David Foster Wallace

(about whom more will no doubt be said in a long, loving, though ultimately unsuccessful blog entry, the blog entry’s ‘failure’ being due to the author’s desire to adequately express not only an admiration bordering on reverence, but to do so in so persuasive a fashion that anyone reading said blog entry will be instantly converted to the view that DFW’s suicide is one of the few genuine (and it is, I think, ultimately sad that there is now something inherently fake about this word) losses to literature (and therefore the world, since this what the aforementioned category contains) in recent years)

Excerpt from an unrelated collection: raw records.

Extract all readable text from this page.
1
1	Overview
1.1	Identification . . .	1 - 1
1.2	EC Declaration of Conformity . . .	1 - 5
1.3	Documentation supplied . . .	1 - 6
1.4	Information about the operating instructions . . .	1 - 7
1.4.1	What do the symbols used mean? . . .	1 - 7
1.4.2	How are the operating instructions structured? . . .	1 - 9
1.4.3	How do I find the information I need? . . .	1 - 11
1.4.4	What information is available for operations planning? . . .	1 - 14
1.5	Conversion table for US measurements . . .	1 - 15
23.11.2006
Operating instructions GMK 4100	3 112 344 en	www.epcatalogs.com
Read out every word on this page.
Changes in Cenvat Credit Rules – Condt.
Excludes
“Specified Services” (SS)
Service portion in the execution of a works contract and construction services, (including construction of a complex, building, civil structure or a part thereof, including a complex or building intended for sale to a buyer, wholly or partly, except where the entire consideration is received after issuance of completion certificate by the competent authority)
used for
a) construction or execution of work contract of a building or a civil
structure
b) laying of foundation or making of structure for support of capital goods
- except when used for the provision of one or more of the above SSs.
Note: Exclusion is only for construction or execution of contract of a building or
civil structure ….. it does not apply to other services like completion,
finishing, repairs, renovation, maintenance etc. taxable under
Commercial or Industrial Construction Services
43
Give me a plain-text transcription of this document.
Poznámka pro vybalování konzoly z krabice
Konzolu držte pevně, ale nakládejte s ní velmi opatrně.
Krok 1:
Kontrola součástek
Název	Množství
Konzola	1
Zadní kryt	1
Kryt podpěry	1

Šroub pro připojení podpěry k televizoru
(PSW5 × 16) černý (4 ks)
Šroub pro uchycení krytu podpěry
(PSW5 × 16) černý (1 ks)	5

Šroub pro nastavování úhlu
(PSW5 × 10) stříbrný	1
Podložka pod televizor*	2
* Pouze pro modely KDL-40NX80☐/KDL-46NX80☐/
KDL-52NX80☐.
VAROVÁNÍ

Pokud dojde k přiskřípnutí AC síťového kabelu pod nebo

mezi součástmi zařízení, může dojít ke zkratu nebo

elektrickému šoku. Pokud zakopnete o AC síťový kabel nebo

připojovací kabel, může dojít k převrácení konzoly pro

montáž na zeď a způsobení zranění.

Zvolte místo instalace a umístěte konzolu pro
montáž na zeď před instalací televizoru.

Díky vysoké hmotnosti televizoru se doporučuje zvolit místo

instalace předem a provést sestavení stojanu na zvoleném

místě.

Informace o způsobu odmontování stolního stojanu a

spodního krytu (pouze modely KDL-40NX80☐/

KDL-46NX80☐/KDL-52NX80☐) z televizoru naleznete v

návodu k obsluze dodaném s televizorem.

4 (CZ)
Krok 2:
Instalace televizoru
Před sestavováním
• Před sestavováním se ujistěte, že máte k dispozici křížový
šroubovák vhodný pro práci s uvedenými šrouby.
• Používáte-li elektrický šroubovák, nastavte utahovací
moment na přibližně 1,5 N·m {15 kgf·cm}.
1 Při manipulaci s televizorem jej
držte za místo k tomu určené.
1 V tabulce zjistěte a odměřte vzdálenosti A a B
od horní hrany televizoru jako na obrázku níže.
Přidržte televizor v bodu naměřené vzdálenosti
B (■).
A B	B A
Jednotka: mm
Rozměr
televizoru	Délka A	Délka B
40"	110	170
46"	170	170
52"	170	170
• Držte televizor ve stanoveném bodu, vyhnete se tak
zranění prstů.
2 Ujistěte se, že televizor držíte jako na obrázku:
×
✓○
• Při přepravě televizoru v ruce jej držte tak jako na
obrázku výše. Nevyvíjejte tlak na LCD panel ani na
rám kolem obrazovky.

reading 1) a very funny piece about baton-twirling and 2) an equally funny about cabin-service so caring it makes you feel uncared for. Recorded in 1997 at the San Diego Museum of Contemporary Art.

More on DFW at

http://www.salon.com/books/feature/2008/09/26/david_foster_wallace/

http://www.newsweek.com/id/158935

One response

  1. From roughfractals.blogspot.com

    To Send From Yourself What You Hope Will Not Return…

    In the book, Infinite Jest, by David Foster Wallace, a young tennis prodigy is learning how to transcend his limitations, develop his talent and manage his fear. It seems to me that DFW is always operating at at least two levels – talking about one thing but at the same time something else (some have suggested his style is fractal). In this case talking about tennis and how to improve your game but at the same time talking about hope, fear, understanding, fathers and sons, parents, the “long waking dream”. What son/daughter does not emerge from the family in a “feral and flux-ridden state with respect to their talent” as they try for the rest of their life to “justify their seed”? This, according to our young competitor, is how the Game is played…

    “Have a father whose own father lost what was there. Have a father who lived up to his own promise and then found thing after thing to meet and surpass the expectations of his promise in, and didn’t seem just a whole hell of a lot happier or tighter wrapped than his own failed father, leaving you yourself in a kind of feral and flux-ridden state with respect to talent.

    Here is how to avoid thinking about any of this by practicing and playing until everything runs on autopilot and talent’s unconscious exercise becomes a way to escape yourself, a long waking dream of pure play.

    The irony is that this makes you very good, and you start to become regarded as having a prodigious talent to live up to.

    Here is how to handle being a feral prodigy. Here is how to handle being seeded at tournaments, signifying that seeding committees composed of old big-armed men publicly expect you to reach a certain round. Reaching at least the round you’re supposed to is known at tournaments as “justifying your seed.” By repeating this term over and over, perhaps in the same rhythm at which you squeeze a ball, you can reduce it to an empty series of phonemes, just formants and fricatives, trochaically stressed, signifying zip.

    …Try to let what is unfair teach you.

    …See yourself in your opponents. They will bring you to understand the game. To accept the fact that the Game is about managed fear. That its object is to send from yourself what you hope will not return.

    On this issue there is no counsel; you must make your best guess. For myself, I do not expect ever really to know.

    But in the interval, if it is an interval; here is motrin for your joints, Noxzema for your burn, Lemon Pledge if you prefer nausea to burn, Contractol for your back, benzoin for your hands, Epsom salts and anti-infammatories for your ankle, and extracurriculars for your folks, who just wanted to make sure you didn’t miss anything they got.”